Collective Songwriting: Theory and Knowledge Production
Creating and Recreating Genji
Cyberculture and the Posthuman Age
Democracy in Theory and Practice
The Detective in the City
Education and Inequality
Encountering the Middle East: Representations of Race, Gender, and Violence
Fame & Happiness: French Women as Case Study
Foreign Language and Culture Teaching Clinic
History and Memory
The Life Story
Mathematics in Our Culture
Mobilizing Art: Creating Activist Performances
Postcolonial Anxieties: Unpacking Europe/Unyoking Africa
Radical Cartographies
Realism and Anti-Realism
Regarding the Pain of Others: Ethics and Documentary Representation
Reading and Writing LGBTQ Lives
Sites of Seduction: Aesthetic Contexts of the French Garden and its Others
Snapshots, Portraits, Instagram
Southern California and Hollywood Film: Human Dreams, Human Difference and Human Desire
The Twentieth-Century Music Schism
United: Women’s Work and Collective Action
Wilderness in American Life
Women, Girls, and Mathematical Superstitions
VIR/GYN GODDESS: The Virgin and the Femme Fatale
Learning Outcomes of the Program in Core 1
Department Goals and/or Objectives
Goals are broad statements that describe what the program wants to accomplish
1. First-semester students have a shared intellectual experience.
2. Students are introduced to interdisciplinary approaches to studying problems of historical and contemporary interest.

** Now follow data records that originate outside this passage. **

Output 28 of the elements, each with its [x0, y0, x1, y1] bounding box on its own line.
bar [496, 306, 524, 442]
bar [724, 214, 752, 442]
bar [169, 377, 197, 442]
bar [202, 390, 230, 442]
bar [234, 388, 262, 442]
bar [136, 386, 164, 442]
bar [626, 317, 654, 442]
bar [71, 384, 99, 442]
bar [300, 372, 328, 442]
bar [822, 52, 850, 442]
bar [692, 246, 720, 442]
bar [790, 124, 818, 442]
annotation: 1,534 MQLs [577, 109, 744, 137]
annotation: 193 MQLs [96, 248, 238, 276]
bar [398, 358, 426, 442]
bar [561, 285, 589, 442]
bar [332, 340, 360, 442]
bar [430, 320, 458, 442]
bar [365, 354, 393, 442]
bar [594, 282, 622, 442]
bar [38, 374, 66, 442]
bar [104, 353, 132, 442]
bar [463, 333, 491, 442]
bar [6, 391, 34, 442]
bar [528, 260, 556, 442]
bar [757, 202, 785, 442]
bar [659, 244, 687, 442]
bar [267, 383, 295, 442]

3. Students develop analytical skills in reading and oral expression through small-group discussions.
4. Students develop writing skills that emphasize argumentation and textual analysis.
Student Learning Outcomes
Outcomes describe specific knowledge, abilities, values, and attitudes students should demonstrate
SLO1: Students demonstrate comprehension of key terms from texts and lectures.
SLO2: Students are able to examine a variety of issues from different disciplinary perspectives.

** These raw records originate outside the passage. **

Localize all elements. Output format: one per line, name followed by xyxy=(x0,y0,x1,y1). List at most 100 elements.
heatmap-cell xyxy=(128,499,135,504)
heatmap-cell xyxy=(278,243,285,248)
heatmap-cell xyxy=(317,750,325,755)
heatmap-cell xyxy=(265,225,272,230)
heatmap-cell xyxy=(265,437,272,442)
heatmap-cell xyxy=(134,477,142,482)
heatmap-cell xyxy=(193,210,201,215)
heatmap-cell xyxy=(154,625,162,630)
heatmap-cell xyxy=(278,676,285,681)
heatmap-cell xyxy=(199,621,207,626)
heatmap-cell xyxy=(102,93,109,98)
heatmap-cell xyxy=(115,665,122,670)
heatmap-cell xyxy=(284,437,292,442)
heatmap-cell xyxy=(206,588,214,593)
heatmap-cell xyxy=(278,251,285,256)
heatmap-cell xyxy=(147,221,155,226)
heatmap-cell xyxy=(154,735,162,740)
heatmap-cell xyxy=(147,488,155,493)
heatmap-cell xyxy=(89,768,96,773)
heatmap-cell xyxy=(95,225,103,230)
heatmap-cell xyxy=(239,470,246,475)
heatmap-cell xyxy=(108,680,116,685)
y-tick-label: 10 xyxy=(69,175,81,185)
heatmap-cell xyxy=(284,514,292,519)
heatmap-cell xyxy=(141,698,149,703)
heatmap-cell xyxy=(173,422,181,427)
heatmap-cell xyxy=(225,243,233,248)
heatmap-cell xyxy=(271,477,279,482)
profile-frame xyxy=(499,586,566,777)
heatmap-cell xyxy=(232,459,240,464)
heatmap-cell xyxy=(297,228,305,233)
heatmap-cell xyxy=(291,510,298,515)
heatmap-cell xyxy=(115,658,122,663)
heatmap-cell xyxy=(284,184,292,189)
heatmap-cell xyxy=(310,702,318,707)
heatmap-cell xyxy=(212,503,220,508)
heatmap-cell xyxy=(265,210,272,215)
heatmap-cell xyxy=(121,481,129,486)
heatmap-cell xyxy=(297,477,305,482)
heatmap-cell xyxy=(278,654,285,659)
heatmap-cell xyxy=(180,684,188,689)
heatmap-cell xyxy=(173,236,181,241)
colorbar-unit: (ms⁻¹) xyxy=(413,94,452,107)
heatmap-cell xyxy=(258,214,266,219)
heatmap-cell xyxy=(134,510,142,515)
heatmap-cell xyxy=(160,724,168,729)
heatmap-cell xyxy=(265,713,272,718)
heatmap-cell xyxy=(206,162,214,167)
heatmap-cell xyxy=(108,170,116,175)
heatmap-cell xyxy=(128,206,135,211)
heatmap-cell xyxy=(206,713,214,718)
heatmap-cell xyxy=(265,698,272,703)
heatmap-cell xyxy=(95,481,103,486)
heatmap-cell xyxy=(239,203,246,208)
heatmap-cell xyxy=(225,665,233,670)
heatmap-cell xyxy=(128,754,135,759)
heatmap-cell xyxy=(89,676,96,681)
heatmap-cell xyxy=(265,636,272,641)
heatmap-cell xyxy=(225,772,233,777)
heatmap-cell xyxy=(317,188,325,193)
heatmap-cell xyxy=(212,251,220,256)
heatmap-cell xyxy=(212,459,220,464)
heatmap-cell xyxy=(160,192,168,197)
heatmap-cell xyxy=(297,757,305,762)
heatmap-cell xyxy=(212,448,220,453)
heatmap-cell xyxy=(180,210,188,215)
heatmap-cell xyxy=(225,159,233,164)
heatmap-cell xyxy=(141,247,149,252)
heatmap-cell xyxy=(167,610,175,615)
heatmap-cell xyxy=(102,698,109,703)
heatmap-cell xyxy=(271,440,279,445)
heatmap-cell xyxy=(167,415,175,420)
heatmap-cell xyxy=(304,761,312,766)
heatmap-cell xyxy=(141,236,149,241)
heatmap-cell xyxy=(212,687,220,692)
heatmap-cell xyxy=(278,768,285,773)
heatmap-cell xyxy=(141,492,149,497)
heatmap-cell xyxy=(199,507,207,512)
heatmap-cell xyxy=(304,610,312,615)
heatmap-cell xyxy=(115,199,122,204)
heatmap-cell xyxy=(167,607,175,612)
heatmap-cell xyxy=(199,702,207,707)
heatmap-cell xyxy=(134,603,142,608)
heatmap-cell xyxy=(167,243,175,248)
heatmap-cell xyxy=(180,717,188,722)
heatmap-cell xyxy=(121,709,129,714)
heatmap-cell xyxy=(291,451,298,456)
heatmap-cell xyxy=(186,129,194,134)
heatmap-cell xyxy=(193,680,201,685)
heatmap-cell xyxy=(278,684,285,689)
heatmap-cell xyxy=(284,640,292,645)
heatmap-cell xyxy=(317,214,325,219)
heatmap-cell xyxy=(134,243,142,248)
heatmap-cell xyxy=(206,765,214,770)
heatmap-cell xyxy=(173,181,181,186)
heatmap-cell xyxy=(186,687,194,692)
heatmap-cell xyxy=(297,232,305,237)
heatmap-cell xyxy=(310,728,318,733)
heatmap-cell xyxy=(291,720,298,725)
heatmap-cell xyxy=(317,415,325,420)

SLO3: Students display a comprehension of course materials (i.e., the claims, arguments, interpretations of texts and lectures).
SLO4: Students display a capacity to present and to respond to claims and arguments orally.
SLO5: Student essays emphasize argumentation and textual analysis.
Learning Outcomes of the Program in Core 2
Department Goals and/or Objectives
Goals are broad statements that describe what the program wants to accomplish
1. Understand how and why different disciplines approach seemingly similar objects of contemporary interest and/or historical importance from different perspectives, leading to different conclusions and material consequences.
2. Use various disciplinary methods.
3. Develop their own written and oral arguments in interdisciplinary contexts.
Student Learning Outcomes
Outcomes describe specific knowledge, abilities, values, and attitudes students should demonstrate
SLO1: Demonstrate knowledge of various disciplinary methods.
SLO2: Effectively communicate arguments orally.
SLO3: Effectively present arguments in written form.
Learning Outcomes of the Program in Core 3
Department Goals and/or Objectives
Goals are broad statements that describe what the program wants to accomplish
1. Students independently and creatively develop their understanding of different disciplines and interdisciplinary inquiry acquired in Core 1 and 2.
2. Students explore and interrogate the historical construction of a particular field of inquiry.
3. Students formulate, research, and execute a substantial project of their own design.
Student Learning Outcomes
Outcomes describe specific knowledge, abilities, values, and attitudes students should demonstrate
SLO1: Student synthesizes and critically explains issues.
SLO2: Student articulates a clear and informed argument.